O Traumatismo Cranioencefálico (TCE) é definido como qualquer agressão de origem externa que acarreta lesão anatômica ou comprometimento funcional do crânio, do encéfalo ou de seus envoltórios (meninges). Representa uma das principais causas de mortalidade e incapacidade permanente em todo o mundo, constituindo um grave problema de saúde pública no Brasil.
A gravidade do TCE é classicamente estratificada com base na Escala de Coma de Glasgow (ECG), avaliada após a reanimação inicial e na ausência de fatores de confusão (ex: sedação, álcool, drogas). A pontuação varia de 3 a 15, sendo classificada da seguinte forma:
TCE Leve: ECG 13-15
TCE Moderado: ECG 9-12
TCE Grave: ECG ≤ 8 (indicação formal de via aérea definitiva)
As causas mais comuns de TCE no cenário brasileiro refletem um padrão global, com predomínio de:
Acidentes de trânsito: Especialmente envolvendo motociclistas e pedestres.
Quedas: Principal causa em extremos de idade (crianças e, principalmente, idosos).
Violência interpessoal: Agressões físicas e ferimentos por projétil de arma de fogo.

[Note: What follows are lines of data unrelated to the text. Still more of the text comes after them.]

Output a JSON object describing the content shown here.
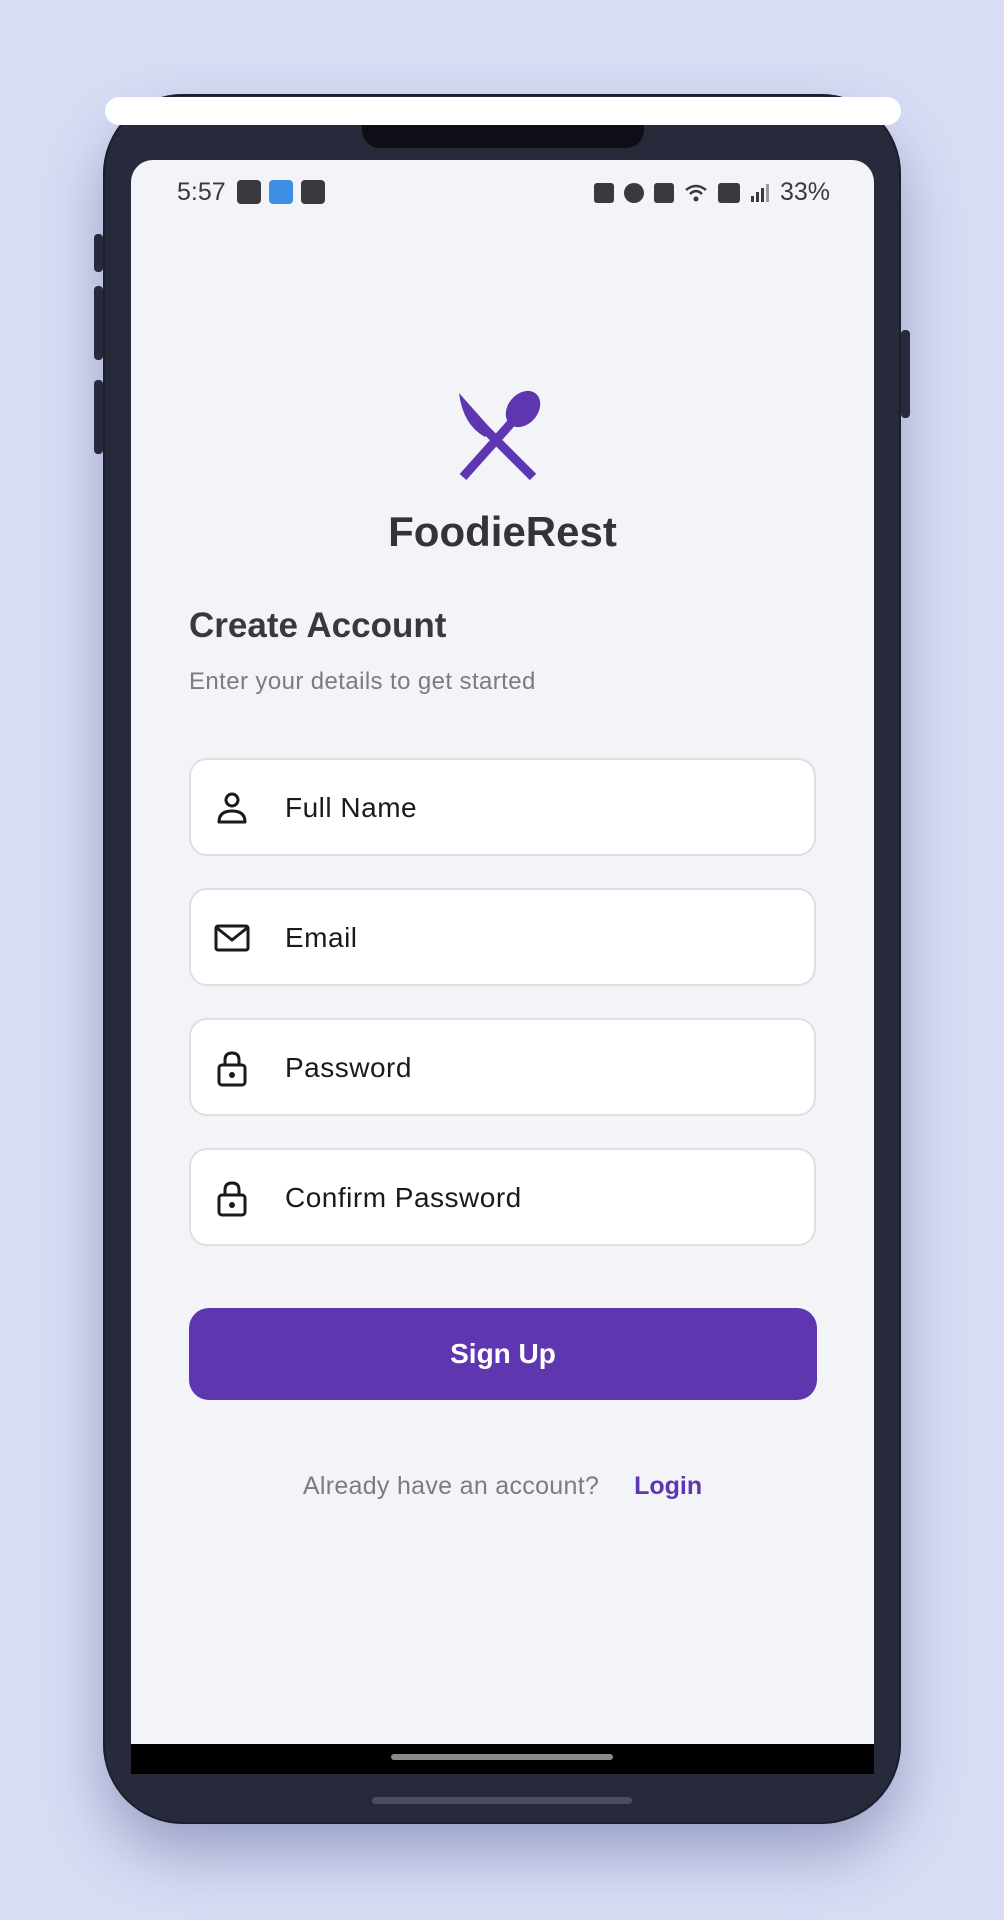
{
  "status_bar": {
    "time": "5:57",
    "left_icons": [
      "image-icon",
      "app-icon",
      "checkbox-icon"
    ],
    "right_icons": [
      "battery-saver-icon",
      "alarm-icon",
      "mute-icon",
      "wifi-icon",
      "volte-icon",
      "signal-icon"
    ],
    "battery": "33%"
  },
  "brand": {
    "logo_icon": "fork-spoon-icon",
    "name": "FoodieRest",
    "accent_color": "#5e37b0"
  },
  "form": {
    "title": "Create Account",
    "subtitle": "Enter your details to get started",
    "fields": [
      {
        "icon": "person-icon",
        "placeholder": "Full Name"
      },
      {
        "icon": "mail-icon",
        "placeholder": "Email"
      },
      {
        "icon": "lock-icon",
        "placeholder": "Password"
      },
      {
        "icon": "lock-icon",
        "placeholder": "Confirm Password"
      }
    ],
    "submit_label": "Sign Up"
  },
  "footer": {
    "question": "Already have an account?",
    "link_label": "Login"
  }
}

A epidemiologia do TCE exibe uma distribuição etária bimodal. O primeiro pico ocorre em adultos jovens (15-30 anos), predominantemente do sexo masculino, associado a comportamentos de risco. O segundo pico ocorre em idosos (>65 anos), principalmente devido a quedas, e frequentemente associado a maior morbimortalidade devido a comorbidades e uso de anticoagulantes/antiagregantes.
Pérola Clínica: O conceito de "hora de ouro" (golden hour) é fundamental no atendimento ao TCE. Refere-se à primeira hora após o trauma, período no qual a instituição de medidas de suporte à vida e a prevenção de lesões secundárias têm o maior impacto na redução da mortalidade e na melhoria do prognóstico neurológico. A agilidade e a eficácia do atendimento pré-hospitalar e da sala de emergência são decisivas.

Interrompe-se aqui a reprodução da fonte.